И снова брезгливая улыбка скривила его губы, скользнули с трагическими нотками слова:
— Что он знает, Аристарх! Ничего он не знает, дорогая.
Последнее слово больно резануло слух. Разговор и вообще эта встреча — теперь я начала догадываться — совсем не случайны и становились в тягость. Я шепнула Василию, не пора ли нам уходить. Он кивнул в знак согласия, но внимательно следивший за мной Марат, разгадав наши намерения, взял меня за руку, точно хотел удержать, прошептал с преувеличенным волнением:
— Нам нужно с тобой поговорить, Ирина. Наедине. О многом поговорить.
Я отрицательно покачала головой. Но он был настойчив:
— Скажи мне только два слова: где и когда я смогу тебя увидеть?
— Нигде и никогда, — решительно и твердо ответила я.
— Ну не будь такой жестокой, Ирина… Разреши мне звонить тебе… на работу, — уже умолял он.
— Нет. Прошу тебя и заверяю — все будет бесполезно. Говорить нам не о чем. Прошлое я выбросила из памяти и сердца. У меня есть настоящее, которым я довольна, и есть вера в будущее.

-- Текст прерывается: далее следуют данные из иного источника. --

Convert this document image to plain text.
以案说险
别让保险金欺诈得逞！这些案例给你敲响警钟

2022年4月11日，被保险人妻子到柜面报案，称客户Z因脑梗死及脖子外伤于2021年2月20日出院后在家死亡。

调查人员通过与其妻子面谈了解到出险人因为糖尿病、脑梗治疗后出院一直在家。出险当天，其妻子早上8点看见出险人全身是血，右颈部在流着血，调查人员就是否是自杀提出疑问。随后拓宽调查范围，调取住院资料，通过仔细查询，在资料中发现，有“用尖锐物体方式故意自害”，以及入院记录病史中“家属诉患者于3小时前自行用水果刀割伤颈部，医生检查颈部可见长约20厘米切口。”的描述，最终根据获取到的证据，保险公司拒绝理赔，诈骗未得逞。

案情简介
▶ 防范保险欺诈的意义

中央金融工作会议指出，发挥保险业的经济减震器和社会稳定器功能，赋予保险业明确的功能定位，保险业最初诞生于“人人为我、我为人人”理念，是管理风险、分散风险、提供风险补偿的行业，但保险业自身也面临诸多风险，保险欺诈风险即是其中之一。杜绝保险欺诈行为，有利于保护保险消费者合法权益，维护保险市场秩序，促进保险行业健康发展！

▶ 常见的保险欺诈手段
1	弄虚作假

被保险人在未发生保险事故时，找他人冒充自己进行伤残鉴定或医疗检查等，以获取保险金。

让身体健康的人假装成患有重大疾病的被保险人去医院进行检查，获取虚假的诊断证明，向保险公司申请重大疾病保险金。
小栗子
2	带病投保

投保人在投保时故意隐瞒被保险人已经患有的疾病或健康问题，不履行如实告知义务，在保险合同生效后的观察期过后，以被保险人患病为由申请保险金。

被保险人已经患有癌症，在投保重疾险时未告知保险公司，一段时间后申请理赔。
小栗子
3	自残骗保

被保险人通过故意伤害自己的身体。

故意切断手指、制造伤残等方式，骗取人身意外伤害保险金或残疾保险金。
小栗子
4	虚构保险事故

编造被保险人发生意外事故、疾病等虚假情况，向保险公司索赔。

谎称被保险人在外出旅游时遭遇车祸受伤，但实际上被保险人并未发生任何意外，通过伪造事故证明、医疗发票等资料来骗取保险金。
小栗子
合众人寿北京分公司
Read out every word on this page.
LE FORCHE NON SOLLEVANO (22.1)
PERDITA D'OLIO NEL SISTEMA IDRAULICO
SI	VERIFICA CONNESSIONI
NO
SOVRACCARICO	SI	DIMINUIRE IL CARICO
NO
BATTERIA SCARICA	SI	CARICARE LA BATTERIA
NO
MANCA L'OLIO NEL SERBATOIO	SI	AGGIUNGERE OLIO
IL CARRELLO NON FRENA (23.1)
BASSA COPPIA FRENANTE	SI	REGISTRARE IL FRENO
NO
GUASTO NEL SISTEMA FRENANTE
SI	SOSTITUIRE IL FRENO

— Вот о нем, о будущем, мы и поговорим.
— Нет! — уже с беспощадной непреклонностью сказала я и встала, пожелав ему и растерявшемуся Ларионову всего хорошего.
Уже на улице Василий сказал:
— Насколько я понял, это свидание с бывшим супругом организовал Аристарх и без твоего на то согласия.
— Твой Аристарх — негодяй, — с холодной злобой проговорила я и, взяв Василия под руку, добавила: — И больше об этом не будем. Ни единого слова. Ничего не было — ни концерта, ни банкета. Хорошо?
— Согласен. Я сегодня добрый, послушный, со всем согласный. Один из тех, из которых веревки вьют.
Я прыснула со смеху, как девчонка.
— Ты что? — удивленно спросил он.
— Вспомнила, как ты разговаривал с Маратом: ничего себе веревка.
— Ни единого слова. Ничего не было, — напомнил он, повторяя мои слова. И вдруг остановился на углу площади Маяковского и улицы Горького у входа в метро. Посмотрел на часы, вдохнул глубоко воздух, проговорил: — Весенние запахи. А может, пешочком пройдем до Белорусского?
— И дальше. До «Динамо». А там я одна поеду — ты не провожай.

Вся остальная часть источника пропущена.